Implementing model cuts in Stan

Unfortunately I don’t think this is what you want. You’re first sampling theta1, then sampling theta2 using the theta1 samples as data. But you’ve arbitrarily grabbed only N1 of the theta1 samples and associated each with a single observation of Y2. You’ve also included a bit in the second model where you’re looping over Y1 again, but because everything in that loop is data, it’s not affecting sampling whatsoever, just making your model slower.

Your model 1 is correct, mostly. I’m worried that you might intend for the theta1 ~ normal(0,lambda1^-1); to be evaluated on every loop of your for loop, which isn’t what your code will actual do (I believe Stan will only include the first statement after a for loop declaration as included in the loop if you don’t provide explicit {}'s) and certainly isn’t what you should do. For clarity, here is a more explicit model1:

data { 
  int N1; 
  vector[N1] Y1; 
  real lambda1; 
} 
parameters { 
  real theta1; 
} 
model { 
  theta1 ~ normal(0,lambda1^-1); 
  for(i in 1:N1){
    Y1[i] ~ normal(theta1, 1); 
  }
}

And in fact since the normal() function is vector-compatible, you don’t even need the loop and can use this as model 1 instead:

data { 
  int N1; 
  vector[N1] Y1; 
  real lambda1; 
} 
parameters { 
  real theta1; 
} 
model { 
  theta1 ~ normal(0,lambda1^-1); 
  Y1 ~ normal(theta1, 1); 
}

Once that model is sampled, you should have as many samples as you asked for, say 1000. Now, for each one of these samples, you need to run model 2 as:

data {
  int<lower=0>N2;
  vector[N2] Y2;
  real<lower=0> lambda2;
  real single_theta1_sample;
}
parameters {
    real theta2;
}
model {
  theta2 ~ normal(0, lambda2^-1); //you forgot to put a prior on theta2, so I added it
  Y2 ~ normal(single_theta1_sample + theta2, 1);
}

To reiterate: you will have to run this second model 1000 times if you’ve obtained 1000 samples of theta from model 1. Each time you should use multiple chains and let the sampler do it’s normal warmup, then you can just grab a hundred or so samples.

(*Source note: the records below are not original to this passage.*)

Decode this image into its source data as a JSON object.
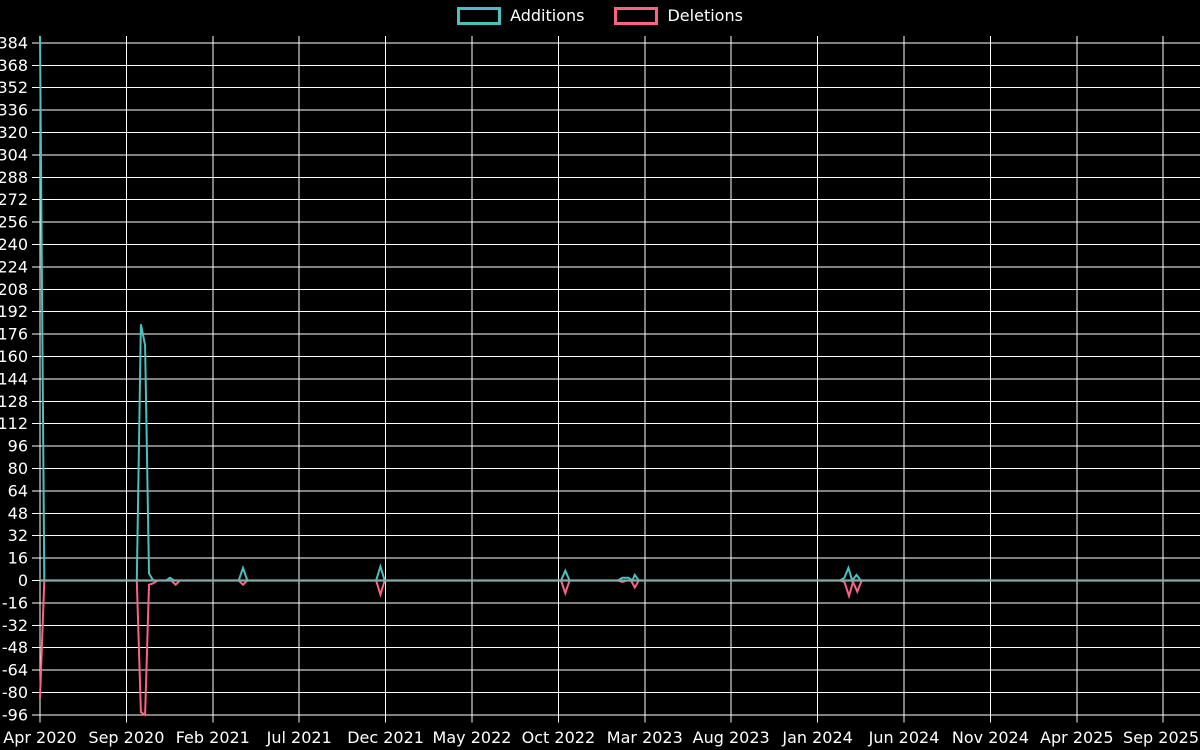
{
  "legend": {
    "items": [
      {
        "label": "Additions",
        "color": "#4bc0c0"
      },
      {
        "label": "Deletions",
        "color": "#ff6384"
      }
    ]
  },
  "colors": {
    "background": "#000000",
    "grid": "#ffffff",
    "text": "#ffffff",
    "zero_baseline": "#84aaa9",
    "additions": "#4bc0c0",
    "deletions": "#ff6384"
  },
  "chart_data": {
    "type": "line",
    "title": "",
    "xlabel": "",
    "ylabel": "",
    "x_unit": "months since Apr 2020",
    "x_tick_interval_months": 5,
    "x_tick_labels": [
      "Apr 2020",
      "Sep 2020",
      "Feb 2021",
      "Jul 2021",
      "Dec 2021",
      "May 2022",
      "Oct 2022",
      "Mar 2023",
      "Aug 2023",
      "Jan 2024",
      "Jun 2024",
      "Nov 2024",
      "Apr 2025",
      "Sep 2025"
    ],
    "x_max_months": 67.1,
    "y_ticks": [
      384,
      368,
      352,
      336,
      320,
      304,
      288,
      272,
      256,
      240,
      224,
      208,
      192,
      176,
      160,
      144,
      128,
      112,
      96,
      80,
      64,
      48,
      32,
      16,
      0,
      -16,
      -32,
      -48,
      -64,
      -80,
      -96
    ],
    "y_min": -96,
    "y_max": 389,
    "grid": true,
    "legend_position": "top",
    "series": [
      {
        "name": "Additions",
        "color": "#4bc0c0",
        "points": [
          [
            0,
            389
          ],
          [
            0.25,
            0
          ],
          [
            5.6,
            0
          ],
          [
            5.84,
            183
          ],
          [
            6.08,
            168
          ],
          [
            6.31,
            5
          ],
          [
            6.55,
            0
          ],
          [
            7.3,
            0
          ],
          [
            7.52,
            2
          ],
          [
            7.75,
            0
          ],
          [
            11.5,
            0
          ],
          [
            11.75,
            9
          ],
          [
            12,
            0
          ],
          [
            19.45,
            0
          ],
          [
            19.7,
            10
          ],
          [
            19.95,
            0
          ],
          [
            30.15,
            0
          ],
          [
            30.4,
            7
          ],
          [
            30.65,
            0
          ],
          [
            33.45,
            0
          ],
          [
            33.7,
            2
          ],
          [
            34.05,
            2
          ],
          [
            34.28,
            0
          ],
          [
            34.42,
            4
          ],
          [
            34.65,
            0
          ],
          [
            46.3,
            0
          ],
          [
            46.55,
            2
          ],
          [
            46.78,
            9
          ],
          [
            47,
            0
          ],
          [
            47.25,
            4
          ],
          [
            47.5,
            0
          ],
          [
            67.1,
            0
          ]
        ]
      },
      {
        "name": "Deletions",
        "color": "#ff6384",
        "points": [
          [
            0,
            -84
          ],
          [
            0.25,
            0
          ],
          [
            5.6,
            0
          ],
          [
            5.84,
            -94
          ],
          [
            6.08,
            -96
          ],
          [
            6.31,
            -3
          ],
          [
            6.55,
            -2
          ],
          [
            6.8,
            0
          ],
          [
            7.6,
            0
          ],
          [
            7.85,
            -3
          ],
          [
            8.1,
            0
          ],
          [
            11.5,
            0
          ],
          [
            11.75,
            -3
          ],
          [
            12,
            0
          ],
          [
            19.45,
            0
          ],
          [
            19.7,
            -10
          ],
          [
            19.95,
            0
          ],
          [
            30.15,
            0
          ],
          [
            30.4,
            -9
          ],
          [
            30.65,
            0
          ],
          [
            33.45,
            0
          ],
          [
            33.7,
            -1
          ],
          [
            33.95,
            0
          ],
          [
            34.2,
            0
          ],
          [
            34.42,
            -5
          ],
          [
            34.65,
            0
          ],
          [
            46.3,
            0
          ],
          [
            46.55,
            -1
          ],
          [
            46.82,
            -11
          ],
          [
            47.05,
            -1
          ],
          [
            47.3,
            -8
          ],
          [
            47.55,
            0
          ],
          [
            67.1,
            0
          ]
        ]
      }
    ]
  }
}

You’ll obviously need to automate this, in which case you’ll want to run the diagnostics to ensure good rhats and no divergences, after which you can throw away all but one sample of theta2, that way at the end you have as many samples of theta2 as you have for theta1.

At least, that’s my best understanding of this whole model-cutting business. I still don’t see where down-weighting credibility in the theta1 samples comes in.

2 Likes

Hi Mike, sorry for the late reply, was working on my finals so i took a break from thesis for a while!

Thank you for your feedback and for your suggestion! I will take a look at it.